Everyone seemed surprised at the invitation to the SP to attend the UPA’s fourth anniversary dinner. The invite had gone to all UPA allies including common enemy Mayawati. As expected, Mayawati turned down the invitation. Four years ago, Amar Singh dined with the Congress, when he went there as a guest of Surjeet. But now, Amar Singh was invited by Prime Minister Manmohan Singh himself.

The process has been going on for some time now. Samajwadi party general secretary Amar Singh, who once was persona non grata for 10, Janpath, was the main speaker at a conference on health services at the Rajiv Gandhi Foundation recently. Amar Singh arrived 40 minutes late and it was the PM who engaged him in a long conversation.

At the PM’s table were Sharad Pawar, Lalu Prasad Yadav and others while Gandhi had Prakash and Brinda Karat, Sitaram Yechury, T.R. Baalu and ministers from regional parties, for company.

Will the Congress-SP relations blossom? Of course, this relationship is to keep the BSP in check and ensure the dynasties are not dented. Also Mulayam will not field candidates at Rae Bareily and Amethi where Yadav votes could cut into the majorities for Sonia and Rahul. The Congress is also expected to do the same for Mulayam and son Akilesh in their constituencies.

Sonia preferred silence, so Rahul Gandhi had to talk to the media. But Sonia was aware of all that was happening around her. She was worried about Brinda Karat’s son being kept away from his dinner. A surprised Karat stared back at the Congress President. “Mothers worry, you know.”

Mismanagement

The loss of the Congress party all over the country is not due to price rise.
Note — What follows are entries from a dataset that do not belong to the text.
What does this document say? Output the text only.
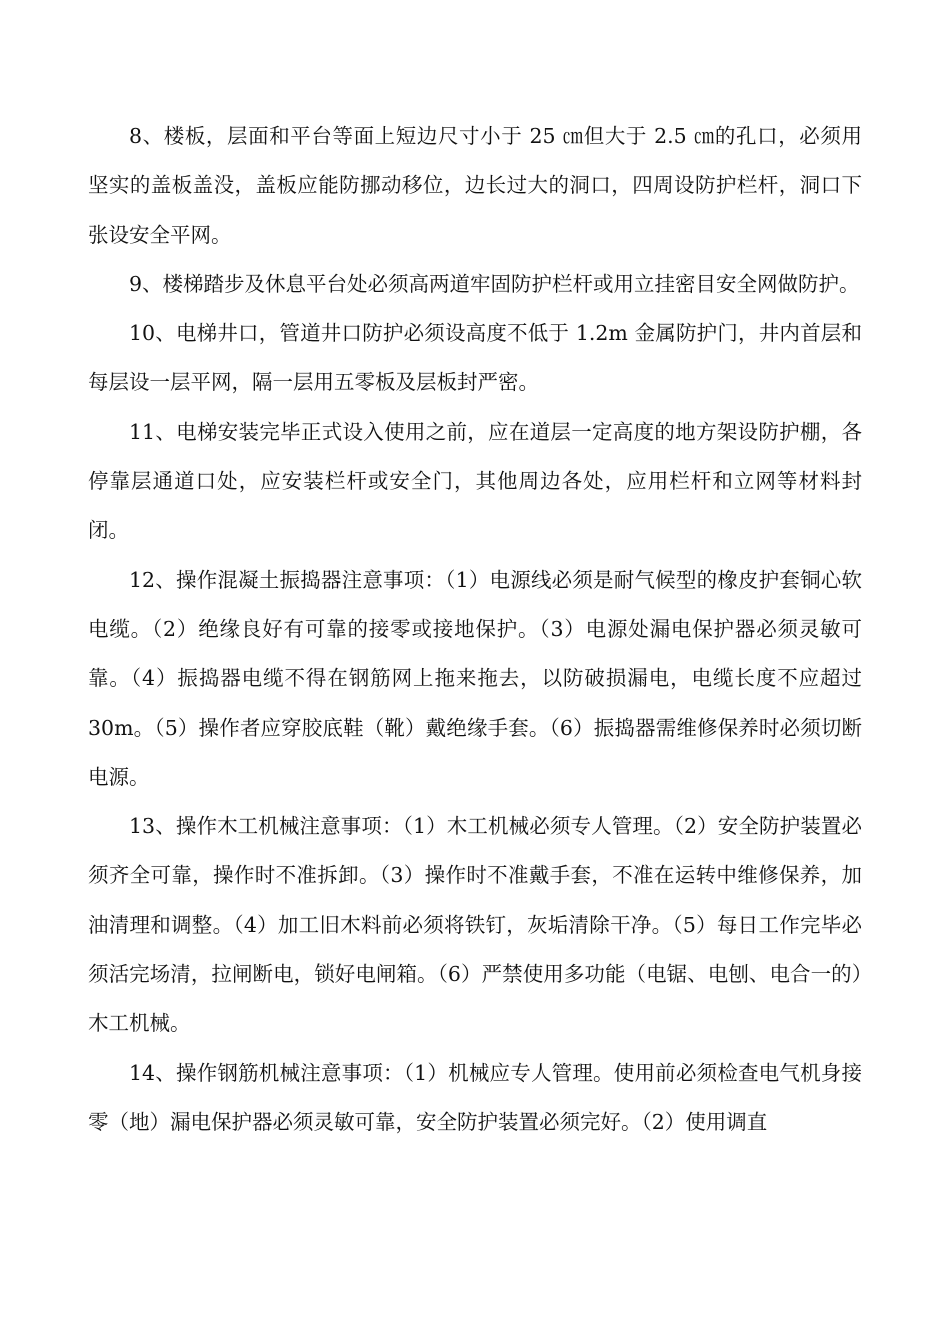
8、楼板，层面和平台等面上短边尺寸小于 25 ㎝但大于 2.5 ㎝的孔口，必须用坚实的盖板盖没，盖板应能防挪动移位，边长过大的洞口，四周设防护栏杆，洞口下张设安全平网。

9、楼梯踏步及休息平台处必须高两道牢固防护栏杆或用立挂密目安全网做防护。

10、电梯井口，管道井口防护必须设高度不低于 1.2m 金属防护门，井内首层和每层设一层平网，隔一层用五零板及层板封严密。

11、电梯安装完毕正式设入使用之前，应在道层一定高度的地方架设防护棚，各停靠层通道口处，应安装栏杆或安全门，其他周边各处，应用栏杆和立网等材料封闭。

12、操作混凝土振捣器注意事项：（1）电源线必须是耐气候型的橡皮护套铜心软电缆。（2）绝缘良好有可靠的接零或接地保护。（3）电源处漏电保护器必须灵敏可靠。（4）振捣器电缆不得在钢筋网上拖来拖去，以防破损漏电，电缆长度不应超过 30m。（5）操作者应穿胶底鞋（靴）戴绝缘手套。（6）振捣器需维修保养时必须切断电源。

13、操作木工机械注意事项：（1）木工机械必须专人管理。（2）安全防护装置必须齐全可靠，操作时不准拆卸。（3）操作时不准戴手套，不准在运转中维修保养，加油清理和调整。（4）加工旧木料前必须将铁钉，灰垢清除干净。（5）每日工作完毕必须活完场清，拉闸断电，锁好电闸箱。（6）严禁使用多功能（电锯、电刨、电合一的）木工机械。

14、操作钢筋机械注意事项：（1）机械应专人管理。使用前必须检查电气机身接零（地）漏电保护器必须灵敏可靠，安全防护装置必须完好。（2）使用调直
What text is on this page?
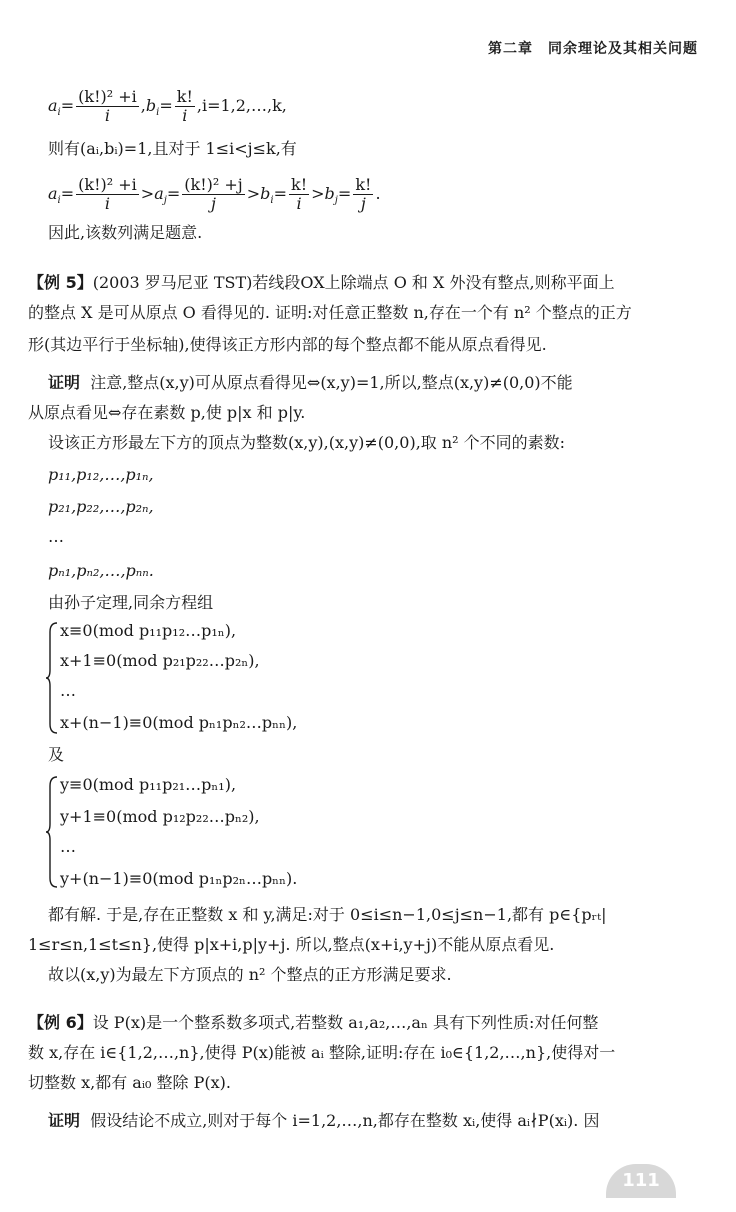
第二章　同余理论及其相关问题
$a_i= \frac{\text{(k!)² +i}}{i} ,b_i= \frac{k!}{i}$ ,i=1,2,…,k,
则有(aᵢ,bᵢ)=1,且对于 1≤i<j≤k,有
$a_i= \frac{\text{(k!)² +i}}{i} >a_j= \frac{\text{(k!)² +j}}{j} >b_i= \frac{k!}{i} >b_j= \frac{k!}{j}$ .
因此,该数列满足题意.
【例 5】(2003 罗马尼亚 TST)若线段OX上除端点 O 和 X 外没有整点,则称平面上
的整点 X 是可从原点 O 看得见的. 证明:对任意正整数 n,存在一个有 n² 个整点的正方
形(其边平行于坐标轴),使得该正方形内部的每个整点都不能从原点看得见.
证明 注意,整点(x,y)可从原点看得见⇔(x,y)=1,所以,整点(x,y)≠(0,0)不能
从原点看见⇔存在素数 p,使 p|x 和 p|y.
设该正方形最左下方的顶点为整数(x,y),(x,y)≠(0,0),取 n² 个不同的素数:
p₁₁,p₁₂,…,p₁ₙ,
p₂₁,p₂₂,…,p₂ₙ,
…
pₙ₁,pₙ₂,…,pₙₙ.
由孙子定理,同余方程组
x≡0(mod p₁₁p₁₂…p₁ₙ),
x+1≡0(mod p₂₁p₂₂…p₂ₙ),
…
x+(n−1)≡0(mod pₙ₁pₙ₂…pₙₙ),
及
y≡0(mod p₁₁p₂₁…pₙ₁),
y+1≡0(mod p₁₂p₂₂…pₙ₂),
…
y+(n−1)≡0(mod p₁ₙp₂ₙ…pₙₙ).
都有解. 于是,存在正整数 x 和 y,满足:对于 0≤i≤n−1,0≤j≤n−1,都有 p∈{pᵣₜ|
1≤r≤n,1≤t≤n},使得 p|x+i,p|y+j. 所以,整点(x+i,y+j)不能从原点看见.
故以(x,y)为最左下方顶点的 n² 个整点的正方形满足要求.
【例 6】设 P(x)是一个整系数多项式,若整数 a₁,a₂,…,aₙ 具有下列性质:对任何整
数 x,存在 i∈{1,2,…,n},使得 P(x)能被 aᵢ 整除,证明:存在 i₀∈{1,2,…,n},使得对一
切整数 x,都有 aᵢ₀ 整除 P(x).
证明 假设结论不成立,则对于每个 i=1,2,…,n,都存在整数 xᵢ,使得 aᵢ∤P(xᵢ). 因
111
It’s about the mismanagement of the Congress – it is about not being able to sell your various Aam Admi schemes to the Aam Admi. There is no one at the ground level to educate the people about the benefits of these schemes.

Wrong people, bad judgment and money playing a larger role are the key factors. Well, as some one said, “Congress is a poor party today but the Congress leaders are rich”. The in-fighting, delay in decisions, and no CM candidates being portrayed in time contributed to the losses. Central leaders with no mass base are sent as PCC presidents, to local opposition. The general secretaries in charge of these states also don’t know much about local issues. Till the last date candidates are not announced, and the choice of people is wrong.

Party workers who desert the party during tough times are taken back and given preference over loyals who stuck around. And no hard worker, proud chief minister, minister or party worker feels the need to feed non-performing, egotistic people who surround the high command.

I do pity the Maharashtra CM who has always got a sword hanging over his head. How can you work effectively if you don’t know whether you will be Chief Minister tomorrow morning when you get up?